Capt. George Tunison

For this particular redfish outing I had suggested he spool up his favorite outfit with 12-pound braid line and 20-pound test fluorocarbon and use a small swivel as we will be casting spoons.

He arrived, set up as instructed except for the black marlin sized swivel. After changing to a SPRO brand super small swivel we were set.

Just before the first cast he told me that he had been a mono user all his life and this was his first experience with braided lines.

After taking a second closer look at his equipment I mentioned that I thought his reel spool was overfilled, but he insisted it would be okay.

Things went along well till the first eagle's nest of expensive braided line flew through the air (due to an overfilled spool).

Hopelessly tangled, we cut away 20 yards of line and retied. Within 20 minutes another condor's nest of line flew from the rod. Sometimes making the transition from monofilament to braided lines requires a little time.

Line management or control with braided lines is much easier if you follow a few simple reel tricks.

Problems with braided lines come from overfilling the spool and loose line on the spool.

If you cast a minor bird's nest with braided lines resist the temptation to start pulling hard at the nest. You can often pull/pry it apart carefully. Pull too hard and it locks down with cutting and retying the only remedy.

Learn the following techniques and you will cut down on braided line problems by 90 percent.

After casting, do not close the bail of a spinning reel by turning the handle. Break the habit and close the bail with the tip of a finger before turning the reel handle (the reel will last longer).

That's step number one. Step two, I always use my free left hand to pull tight any loose line on the spool immediately after closing the bail and before the cast.

These suggestions might sound like a lot of extra work and time, but it doesn't take long to get used to doing it this way. Learning this new technique will save you money and frustration trying to pick apart impossible nests during a hot bite.
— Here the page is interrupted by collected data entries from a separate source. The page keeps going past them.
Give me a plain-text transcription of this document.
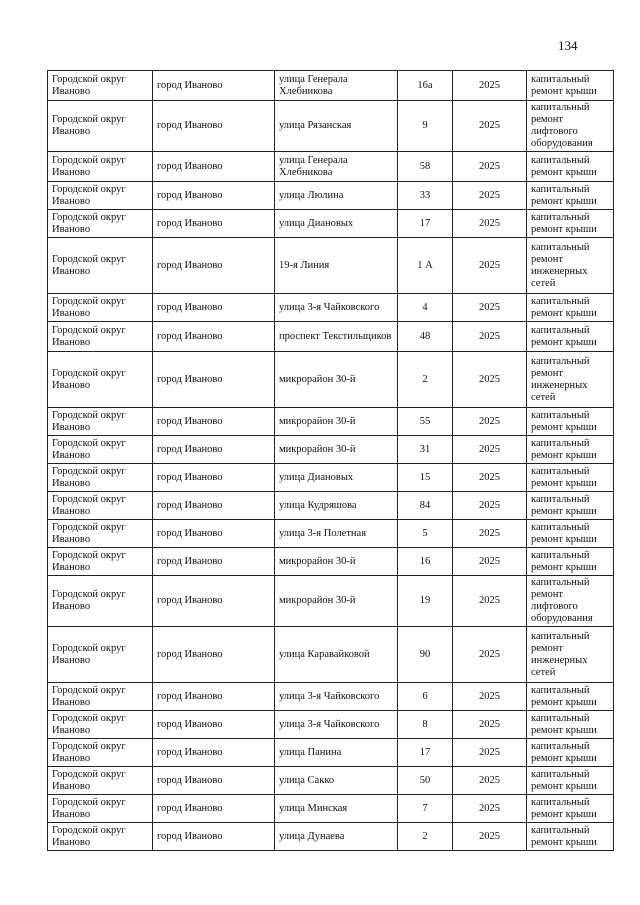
134
Городской округ Иваново	город Иваново	улица Генерала Хлебникова	16а	2025	капитальный ремонт крыши
Городской округ Иваново	город Иваново	улица Рязанская	9	2025	капитальный ремонт лифтового оборудования
Городской округ Иваново	город Иваново	улица Генерала Хлебникова	58	2025	капитальный ремонт крыши
Городской округ Иваново	город Иваново	улица Люлина	33	2025	капитальный ремонт крыши
Городской округ Иваново	город Иваново	улица Диановых	17	2025	капитальный ремонт крыши
Городской округ Иваново	город Иваново	19-я Линия	1 А	2025	капитальный ремонт инженерных сетей
Городской округ Иваново	город Иваново	улица 3-я Чайковского	4	2025	капитальный ремонт крыши
Городской округ Иваново	город Иваново	проспект Текстильщиков	48	2025	капитальный ремонт крыши
Городской округ Иваново	город Иваново	микрорайон 30-й	2	2025	капитальный ремонт инженерных сетей
Городской округ Иваново	город Иваново	микрорайон 30-й	55	2025	капитальный ремонт крыши
Городской округ Иваново	город Иваново	микрорайон 30-й	31	2025	капитальный ремонт крыши
Городской округ Иваново	город Иваново	улица Диановых	15	2025	капитальный ремонт крыши
Городской округ Иваново	город Иваново	улица Кудряшова	84	2025	капитальный ремонт крыши
Городской округ Иваново	город Иваново	улица 3-я Полетная	5	2025	капитальный ремонт крыши
Городской округ Иваново	город Иваново	микрорайон 30-й	16	2025	капитальный ремонт крыши
Городской округ Иваново	город Иваново	микрорайон 30-й	19	2025	капитальный ремонт лифтового оборудования
Городской округ Иваново	город Иваново	улица Каравайковой	90	2025	капитальный ремонт инженерных сетей
Городской округ Иваново	город Иваново	улица 3-я Чайковского	6	2025	капитальный ремонт крыши
Городской округ Иваново	город Иваново	улица 3-я Чайковского	8	2025	капитальный ремонт крыши
Городской округ Иваново	город Иваново	улица Панина	17	2025	капитальный ремонт крыши
Городской округ Иваново	город Иваново	улица Сакко	50	2025	капитальный ремонт крыши
Городской округ Иваново	город Иваново	улица Минская	7	2025	капитальный ремонт крыши
Городской округ Иваново	город Иваново	улица Дунаева	2	2025	капитальный ремонт крыши
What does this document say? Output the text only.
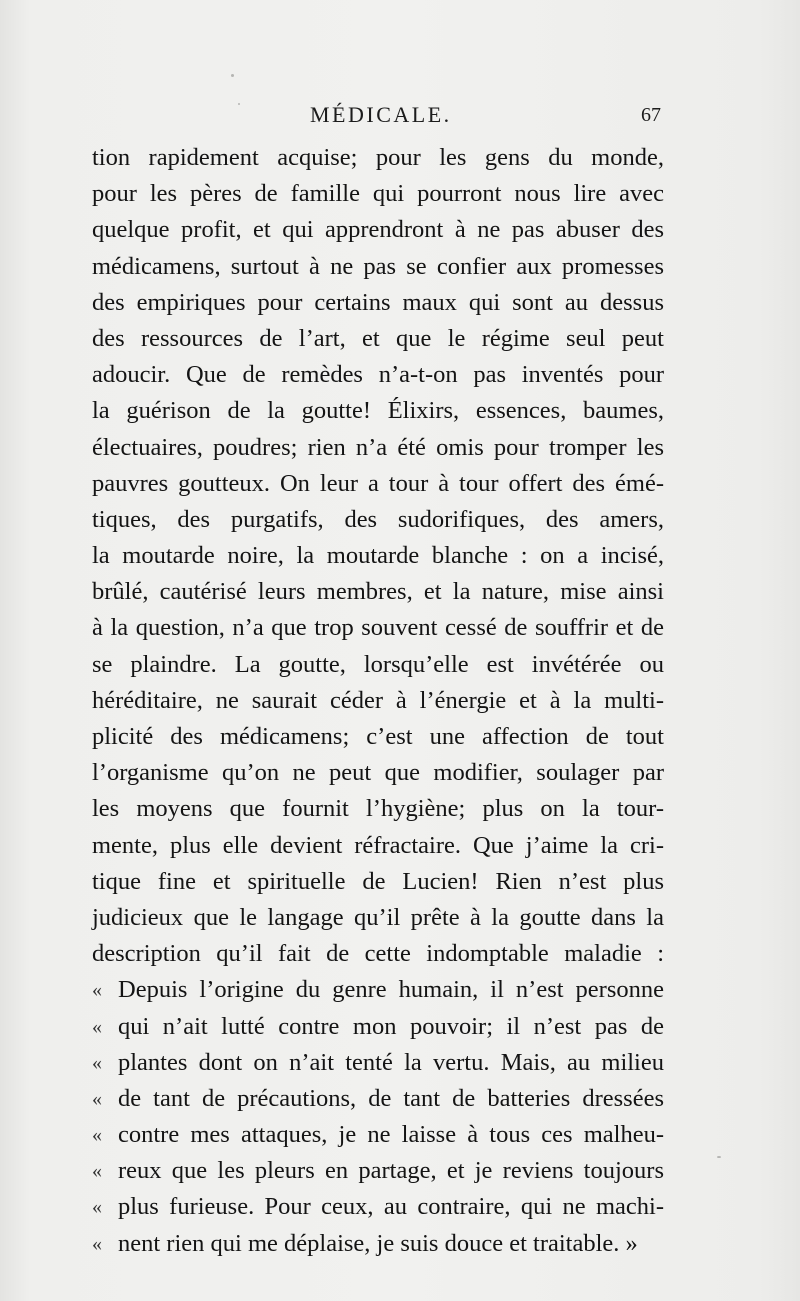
MÉDICALE.	67
tion rapidement acquise; pour les gens du monde,
pour les pères de famille qui pourront nous lire avec
quelque profit, et qui apprendront à ne pas abuser des
médicamens, surtout à ne pas se confier aux promesses
des empiriques pour certains maux qui sont au dessus
des ressources de l’art, et que le régime seul peut
adoucir. Que de remèdes n’a-t-on pas inventés pour
la guérison de la goutte! Élixirs, essences, baumes,
électuaires, poudres; rien n’a été omis pour tromper les
pauvres goutteux. On leur a tour à tour offert des émé-
tiques, des purgatifs, des sudorifiques, des amers,
la moutarde noire, la moutarde blanche : on a incisé,
brûlé, cautérisé leurs membres, et la nature, mise ainsi
à la question, n’a que trop souvent cessé de souffrir et de
se plaindre. La goutte, lorsqu’elle est invétérée ou
héréditaire, ne saurait céder à l’énergie et à la multi-
plicité des médicamens; c’est une affection de tout
l’organisme qu’on ne peut que modifier, soulager par
les moyens que fournit l’hygiène; plus on la tour-
mente, plus elle devient réfractaire. Que j’aime la cri-
tique fine et spirituelle de Lucien! Rien n’est plus
judicieux que le langage qu’il prête à la goutte dans la
description qu’il fait de cette indomptable maladie :
« Depuis l’origine du genre humain, il n’est personne
« qui n’ait lutté contre mon pouvoir; il n’est pas de
« plantes dont on n’ait tenté la vertu. Mais, au milieu
« de tant de précautions, de tant de batteries dressées
« contre mes attaques, je ne laisse à tous ces malheu-
« reux que les pleurs en partage, et je reviens toujours
« plus furieuse. Pour ceux, au contraire, qui ne machi-
« nent rien qui me déplaise, je suis douce et traitable. »
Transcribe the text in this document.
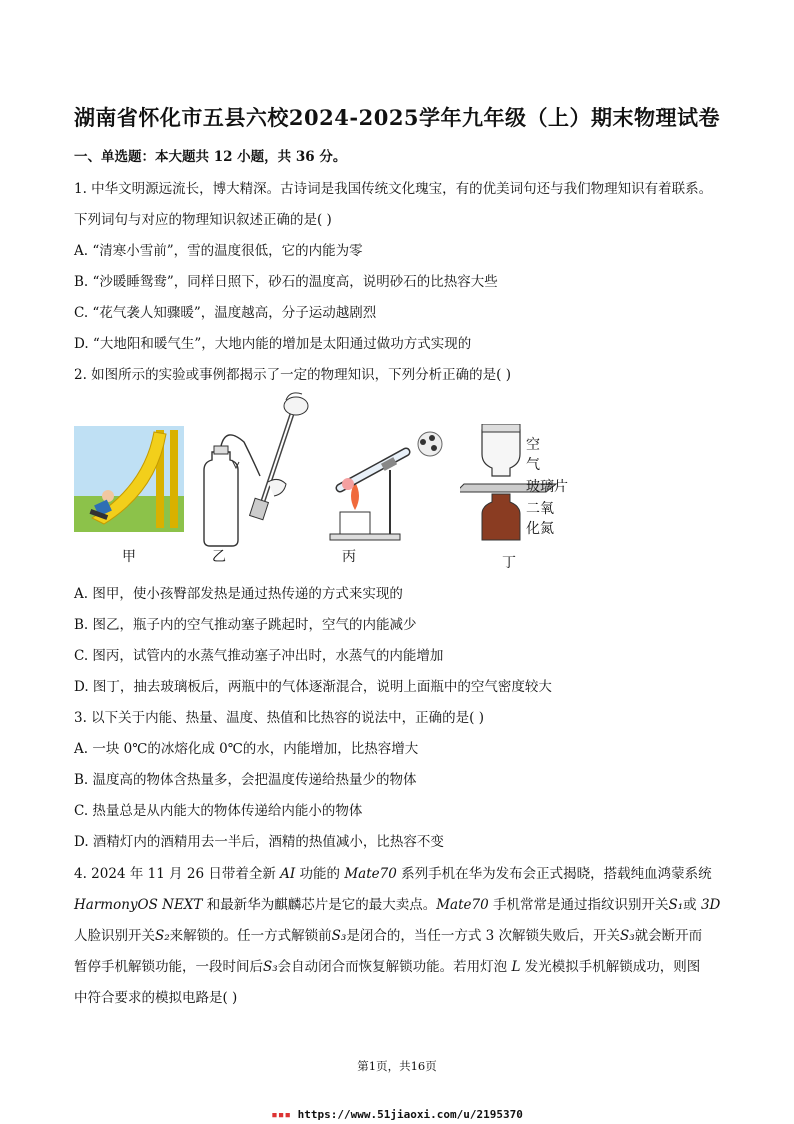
湖南省怀化市五县六校2024-2025学年九年级（上）期末物理试卷
一、单选题：本大题共 12 小题，共 36 分。
1. 中华文明源远流长，博大精深。古诗词是我国传统文化瑰宝，有的优美词句还与我们物理知识有着联系。
下列词句与对应的物理知识叙述正确的是( )
A. “清寒小雪前”，雪的温度很低，它的内能为零
B. “沙暖睡鸳鸯”，同样日照下，砂石的温度高，说明砂石的比热容大些
C. “花气袭人知骤暖”，温度越高，分子运动越剧烈
D. “大地阳和暖气生”，大地内能的增加是太阳通过做功方式实现的
2. 如图所示的实验或事例都揭示了一定的物理知识，下列分析正确的是( )
甲	乙	丙
空
气
玻璃片
二氧
化氮
丁
A. 图甲，使小孩臀部发热是通过热传递的方式来实现的
B. 图乙，瓶子内的空气推动塞子跳起时，空气的内能减少
C. 图丙，试管内的水蒸气推动塞子冲出时，水蒸气的内能增加
D. 图丁，抽去玻璃板后，两瓶中的气体逐渐混合，说明上面瓶中的空气密度较大
3. 以下关于内能、热量、温度、热值和比热容的说法中，正确的是( )
A. 一块 0℃的冰熔化成 0℃的水，内能增加，比热容增大
B. 温度高的物体含热量多，会把温度传递给热量少的物体
C. 热量总是从内能大的物体传递给内能小的物体
D. 酒精灯内的酒精用去一半后，酒精的热值减小，比热容不变
4. 2024 年 11 月 26 日带着全新 AI 功能的 Mate70 系列手机在华为发布会正式揭晓，搭载纯血鸿蒙系统
HarmonyOS NEXT 和最新华为麒麟芯片是它的最大卖点。Mate70 手机常常是通过指纹识别开关S₁或 3D
人脸识别开关S₂来解锁的。任一方式解锁前S₃是闭合的，当任一方式 3 次解锁失败后，开关S₃就会断开而
暂停手机解锁功能，一段时间后S₃会自动闭合而恢复解锁功能。若用灯泡 L 发光模拟手机解锁成功，则图
中符合要求的模拟电路是( )
第1页，共16页
▪▪▪ https://www.51jiaoxi.com/u/2195370
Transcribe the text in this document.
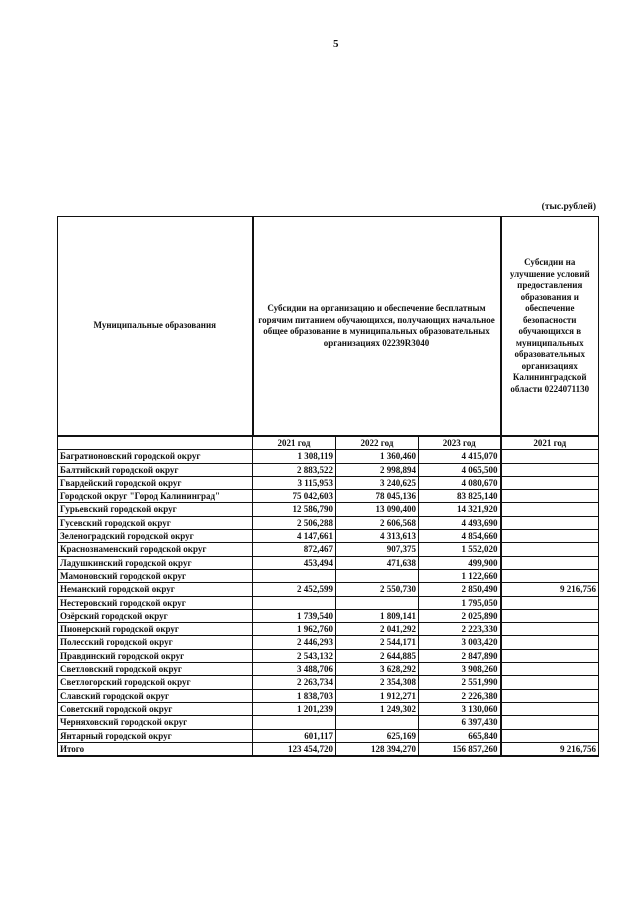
5
(тыс.рублей)
Муниципальные образования	Субсидии на организацию и обеспечение бесплатным горячим питанием обучающихся, получающих начальное общее образование в муниципальных образовательных организациях 02239R3040			Субсидии на улучшение условий предоставления образования и обеспечение безопасности обучающихся в муниципальных образовательных организациях Калининградской области 0224071130
	2021 год	2022 год	2023 год	2021 год
Багратионовский городской округ	1 308,119	1 360,460	4 415,070	
Балтийский городской округ	2 883,522	2 998,894	4 065,500	
Гвардейский городской округ	3 115,953	3 240,625	4 080,670	
Городской округ "Город Калининград"	75 042,603	78 045,136	83 825,140	
Гурьевский городской округ	12 586,790	13 090,400	14 321,920	
Гусевский городской округ	2 506,288	2 606,568	4 493,690	
Зеленоградский городской округ	4 147,661	4 313,613	4 854,660	
Краснознаменский городской округ	872,467	907,375	1 552,020	
Ладушкинский городской округ	453,494	471,638	499,900	
Мамоновский городской округ			1 122,660	
Неманский городской округ	2 452,599	2 550,730	2 850,490	9 216,756
Нестеровский городской округ			1 795,050	
Озёрский городской округ	1 739,540	1 809,141	2 025,890	
Пионерский городской округ	1 962,760	2 041,292	2 223,330	
Полесский городской округ	2 446,293	2 544,171	3 003,420	
Правдинский городской округ	2 543,132	2 644,885	2 847,890	
Светловский городской округ	3 488,706	3 628,292	3 908,260	
Светлогорский городской округ	2 263,734	2 354,308	2 551,990	
Славский городской округ	1 838,703	1 912,271	2 226,380	
Советский городской округ	1 201,239	1 249,302	3 130,060	
Черняховский городской округ			6 397,430	
Янтарный городской округ	601,117	625,169	665,840	
Итого	123 454,720	128 394,270	156 857,260	9 216,756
How do you know when your braided line needs replacing?

Inspect closely under bright light the first three feet. You are looking for fraying. If it's frayed, cut back three to four feet, especially if you have been fishing around oyster bars, where a nick three feet up the line could cost you your trophy snook of a lifetime.

Old sun bleached, frayed line weakens so throw it all away and spend another $20-$30 on a refill? NO WAY!

First try this. Simply reverse the line. Most inshore spools will hold 200 yards of 12-pound braided line. Typically, most inshore fish fights only involve the first 20-50 yards or less of your line. The rest is near new, so why throw it away?

I usually fill my inshore spools with monofilament topping the reel off with 75-100 yards of braid. I connect my braid to mono with a back-to-back Uni-knot which on a big fish slips through the rod eyes with no problems.

Tie your mono leader to your braid with the same knot. When using a finer leader, double it, and then tie the Uni-knot.